Le "flou", l'effacement (technique utilisée par Hollan après avoir dessiné certaines œuvres), les halos de couleurs et de lumières tremblants semblent ainsi inviter le spectateur à s'égarer, à passer outre certaines frontières trop rigides entre les formes, entre les choses et lui. Frontières gardées par qui ? Par la mimesis et les lois de la perspective («La perspective trompe l’œil. Elle se construit à partir d'un point de vue fixe. Elle exerce une fascination sur le regard» écrit Hollan), par l'imagination («L'imagination est faible, paresseuse, elle cherche les formes rassurantes qui l'apaisent») ou même par la beauté («Oui, la beauté est dangereuse. Car elle se rétrécit, s'idéalise») !

Entre-deux

Certains commentateurs parlent à propos des œuvres d'Alexandre Hollan de «réalisme de l'invisible», le peintre et dessinateur cherchant à montrer, dévoiler, ce qui se cache derrière les apparences. Évitons cependant de trop interpréter son œuvre en termes de connaissances ésotériques ou de spiritualité contemplative. Elle est surtout mouvement, tension, entre-deux, rapport, relations. L'arbre est d'ailleurs par excellence entité d'échanges, lieu de passage (entre la terre et l'air, par exemple). Il est aussi constante métamorphose de soi, prolifération de formes inconnues, circulation d'énergie et de sève, élan vital...

A travers ses arbres ou ses natures mortes, Alexandre Hollan questionne rien moins que son, notre propre rapport au monde. Rapport à ce qui, tout à coup, quant on lui ôte ses rassurants "habits visuels" habituels, devient inquiétant, informe, diffus. Si l'arbre devient une sorte de "monstre" et si les compotiers débordent de leurs limites, c'est, dans le même temps, notre identité qui se met à vaciller. Ce qui inquiète les formes, ce qui fait bégayer le langage plastique, ouvre alors chez le spectateur autant d'angoisses que de possibles.

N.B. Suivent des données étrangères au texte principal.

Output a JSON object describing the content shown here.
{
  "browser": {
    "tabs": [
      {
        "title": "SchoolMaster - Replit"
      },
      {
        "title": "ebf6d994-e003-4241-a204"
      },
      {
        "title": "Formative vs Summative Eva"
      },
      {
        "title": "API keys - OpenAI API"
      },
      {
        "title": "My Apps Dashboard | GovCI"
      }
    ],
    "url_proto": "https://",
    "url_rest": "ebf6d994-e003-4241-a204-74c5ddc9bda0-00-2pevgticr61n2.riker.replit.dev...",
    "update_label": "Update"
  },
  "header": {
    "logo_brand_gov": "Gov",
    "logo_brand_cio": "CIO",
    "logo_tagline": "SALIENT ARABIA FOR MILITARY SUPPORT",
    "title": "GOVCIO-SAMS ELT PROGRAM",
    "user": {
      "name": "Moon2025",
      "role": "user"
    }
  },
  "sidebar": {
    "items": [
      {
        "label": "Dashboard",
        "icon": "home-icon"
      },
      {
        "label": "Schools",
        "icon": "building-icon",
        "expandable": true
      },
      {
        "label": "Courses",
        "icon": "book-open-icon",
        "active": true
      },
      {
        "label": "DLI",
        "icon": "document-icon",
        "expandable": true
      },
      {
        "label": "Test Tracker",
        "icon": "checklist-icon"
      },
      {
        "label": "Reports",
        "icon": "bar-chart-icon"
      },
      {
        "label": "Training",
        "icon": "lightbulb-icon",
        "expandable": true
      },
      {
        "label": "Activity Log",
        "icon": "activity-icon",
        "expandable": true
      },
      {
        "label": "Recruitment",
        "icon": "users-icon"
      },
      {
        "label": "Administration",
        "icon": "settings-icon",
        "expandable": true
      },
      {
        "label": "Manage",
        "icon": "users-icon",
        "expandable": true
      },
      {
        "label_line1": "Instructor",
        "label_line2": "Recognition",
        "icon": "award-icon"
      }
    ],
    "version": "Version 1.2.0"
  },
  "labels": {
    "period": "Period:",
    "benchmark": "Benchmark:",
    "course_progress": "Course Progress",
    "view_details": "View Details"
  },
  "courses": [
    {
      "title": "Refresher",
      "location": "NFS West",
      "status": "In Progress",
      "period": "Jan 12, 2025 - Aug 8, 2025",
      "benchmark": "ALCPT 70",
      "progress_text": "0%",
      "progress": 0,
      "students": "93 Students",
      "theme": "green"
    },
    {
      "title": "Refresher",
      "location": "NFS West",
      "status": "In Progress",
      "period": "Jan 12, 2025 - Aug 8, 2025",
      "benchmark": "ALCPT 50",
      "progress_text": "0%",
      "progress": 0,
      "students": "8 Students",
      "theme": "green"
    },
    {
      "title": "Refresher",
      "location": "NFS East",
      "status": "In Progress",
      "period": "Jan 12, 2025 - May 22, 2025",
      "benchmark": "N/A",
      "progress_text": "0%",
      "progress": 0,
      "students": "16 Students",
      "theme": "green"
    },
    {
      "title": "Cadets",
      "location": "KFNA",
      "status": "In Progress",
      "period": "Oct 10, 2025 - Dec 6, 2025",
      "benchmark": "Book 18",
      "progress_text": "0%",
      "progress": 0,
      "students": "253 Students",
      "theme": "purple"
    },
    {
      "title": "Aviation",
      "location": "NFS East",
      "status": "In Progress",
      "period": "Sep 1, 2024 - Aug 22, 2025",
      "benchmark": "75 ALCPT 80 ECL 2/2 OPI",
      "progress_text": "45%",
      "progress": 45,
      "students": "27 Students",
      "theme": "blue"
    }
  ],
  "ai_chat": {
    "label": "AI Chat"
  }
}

En mettant sous tension motifs et médiums (dessin, peinture), Alexandre Hollan répond pour ainsi dire à l'appel des arbres lancé dans ce très beau passage de Proust (cité dans la monographie) : «Je vis les arbres s'éloigner en agitant leurs bras désespérés, semblant me dire : "Ce que tu n'apprends pas de nous aujourd'hui, tu ne le sauras jamais. Si tu nous laisses retomber au fond de ce chemin d'où nous cherchions à nous hisser jusqu'à toi, toute une partie de toi-même que nous t'apportions tombera pour jamais au néant".»